= Lee Peart =

English comedian, actor, and presenter

Lee Peart (born 16 July 1990) is an English comedian, actor, and presenter.

== Early life and education ==
Peart grew up in Cleethorpes and attended The Humberston School in Humberston.

He studied performing arts at the University of Salford, where he graduated with 1st Class Honours.

== Career ==
=== Comedy ===
In 2011, Peart became a regular on the UK comedy circuit while studying for his degree. In 2012 he took part in the BBC New Comedy Award and Chortle Student Comedian of the Year Award.

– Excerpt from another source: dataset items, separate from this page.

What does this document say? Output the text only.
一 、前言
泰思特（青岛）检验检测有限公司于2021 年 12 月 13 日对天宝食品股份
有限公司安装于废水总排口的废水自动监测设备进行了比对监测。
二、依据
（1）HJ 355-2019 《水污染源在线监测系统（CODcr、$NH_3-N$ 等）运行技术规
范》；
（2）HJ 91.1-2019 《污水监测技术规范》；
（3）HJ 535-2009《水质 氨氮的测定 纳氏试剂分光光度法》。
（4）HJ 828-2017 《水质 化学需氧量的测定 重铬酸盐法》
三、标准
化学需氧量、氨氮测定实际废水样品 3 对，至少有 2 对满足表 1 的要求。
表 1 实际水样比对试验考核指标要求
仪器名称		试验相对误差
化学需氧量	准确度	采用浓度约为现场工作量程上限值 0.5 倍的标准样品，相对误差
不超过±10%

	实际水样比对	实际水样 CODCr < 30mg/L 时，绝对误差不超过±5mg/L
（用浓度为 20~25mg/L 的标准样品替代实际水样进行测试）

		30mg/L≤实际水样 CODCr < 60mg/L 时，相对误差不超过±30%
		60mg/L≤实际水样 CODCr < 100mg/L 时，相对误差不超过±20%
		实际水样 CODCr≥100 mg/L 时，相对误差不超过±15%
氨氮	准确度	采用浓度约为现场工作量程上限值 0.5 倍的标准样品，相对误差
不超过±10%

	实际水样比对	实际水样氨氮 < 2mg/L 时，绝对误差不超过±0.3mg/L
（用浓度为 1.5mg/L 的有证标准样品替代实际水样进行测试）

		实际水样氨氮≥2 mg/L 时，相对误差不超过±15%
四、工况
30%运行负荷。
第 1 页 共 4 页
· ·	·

Peart replaced comic Helen Keeler for a gig in 2015 after she was dropped for "being a woman". Taking a stand against sexism in comedy, Peart and fellow comics refused to perform unless Keeler was reinstated.

In 2017, Peart became the warm-up on ITV's daily magazine panel-show Loose Women.

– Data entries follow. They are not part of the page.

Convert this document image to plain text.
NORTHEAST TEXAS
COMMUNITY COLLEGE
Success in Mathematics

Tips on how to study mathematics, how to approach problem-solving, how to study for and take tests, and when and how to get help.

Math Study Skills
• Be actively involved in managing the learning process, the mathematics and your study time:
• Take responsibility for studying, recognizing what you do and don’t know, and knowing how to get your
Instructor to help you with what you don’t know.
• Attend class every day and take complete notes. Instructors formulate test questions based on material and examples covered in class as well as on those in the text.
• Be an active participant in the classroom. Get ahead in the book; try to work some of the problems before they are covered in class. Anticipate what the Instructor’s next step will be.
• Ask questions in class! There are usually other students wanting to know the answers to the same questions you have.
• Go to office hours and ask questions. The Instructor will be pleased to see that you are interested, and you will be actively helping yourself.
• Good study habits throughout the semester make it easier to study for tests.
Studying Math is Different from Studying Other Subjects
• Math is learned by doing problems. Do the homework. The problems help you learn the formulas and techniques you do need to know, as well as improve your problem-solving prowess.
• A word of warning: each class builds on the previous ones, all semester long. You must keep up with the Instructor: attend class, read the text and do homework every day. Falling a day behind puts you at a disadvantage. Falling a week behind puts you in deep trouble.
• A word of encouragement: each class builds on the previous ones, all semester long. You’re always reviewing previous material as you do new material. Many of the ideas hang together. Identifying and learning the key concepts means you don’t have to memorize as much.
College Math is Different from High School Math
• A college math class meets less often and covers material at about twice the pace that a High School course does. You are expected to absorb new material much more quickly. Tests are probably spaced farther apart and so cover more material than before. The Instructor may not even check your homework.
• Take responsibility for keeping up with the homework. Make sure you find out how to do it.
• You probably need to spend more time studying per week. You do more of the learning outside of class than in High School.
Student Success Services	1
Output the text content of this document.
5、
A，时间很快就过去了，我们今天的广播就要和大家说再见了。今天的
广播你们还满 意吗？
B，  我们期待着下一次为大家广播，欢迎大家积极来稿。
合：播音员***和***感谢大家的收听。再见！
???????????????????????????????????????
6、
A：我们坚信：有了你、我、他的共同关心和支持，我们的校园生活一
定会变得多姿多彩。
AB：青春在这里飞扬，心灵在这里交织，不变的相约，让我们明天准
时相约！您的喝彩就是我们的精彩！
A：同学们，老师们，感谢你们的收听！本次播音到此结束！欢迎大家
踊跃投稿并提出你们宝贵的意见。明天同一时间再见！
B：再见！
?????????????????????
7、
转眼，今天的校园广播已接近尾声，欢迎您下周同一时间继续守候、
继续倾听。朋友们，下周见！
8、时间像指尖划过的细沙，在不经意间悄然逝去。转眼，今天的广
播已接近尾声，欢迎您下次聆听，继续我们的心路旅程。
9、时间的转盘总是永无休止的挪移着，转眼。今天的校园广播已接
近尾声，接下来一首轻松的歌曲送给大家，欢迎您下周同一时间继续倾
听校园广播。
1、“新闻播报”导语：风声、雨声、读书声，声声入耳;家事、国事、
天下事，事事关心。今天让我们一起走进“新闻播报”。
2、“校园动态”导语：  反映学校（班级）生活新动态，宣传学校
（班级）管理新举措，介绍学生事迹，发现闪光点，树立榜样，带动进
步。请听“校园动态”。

In October 2021, he spoke out regarding the stereotypes he has received as an openly gay stand-up comic, stating audiences "expect a certain style of comedy based purely on his sexuality". He also notes that as a gay comic he felt he always has to address his sexual identity, stating "If we don't, we'll never have the audience on our side, they'll always be on edge."

In 2022, Peart supported Jason Manford on his UK stand-up tour.

On 3 July 2022, it was announced that Loose Women will bring back their studio audience for the first time since the COVID-19 pandemic, and Peart would be returning as their resident warm-up. It was announced in 2025 that he would be leaving the show amidst budget cuts across ITV Daytime.

In 2023/2024, Peart supported Judi Love on her UK tour.

In 2024, he supported Lloyd Griffith on his UK tour, and he supported Ellie Taylor on her 2025 UK tour.

Since 2025, he and Alan Carr have co-hosted the podcast Bottoms Up! with Alan Carr & Lee Peart - a wine based podcast aimed at making the wine world more accessible.

=== Acting ===
Peart toured the UK in 2016 with Three Days and Three Minutes with Larry, a play about the life of British comedian Larry Grayson.

=== Radio ===
Peart regularly contributes on Talkradio, and was previously a presenter on Gaydio. In 2025, he co-hosted a Christmas radio show on Virgin Radio alongside comedian Alan Carr.

== Personal life ==
Peart is openly gay and a vocal supporter of LGBT equality. He has connections working with George House Trust and Manchester Pride. In 2012, during Manchester Pride, he hosted a candlelit vigil in honour of those who have died of HIV/AIDS. He described the vigil as "one of the most amazing experiences of my career to date". In 2022, Peart appeared on Good Morning Britain discussing the importance of Pride.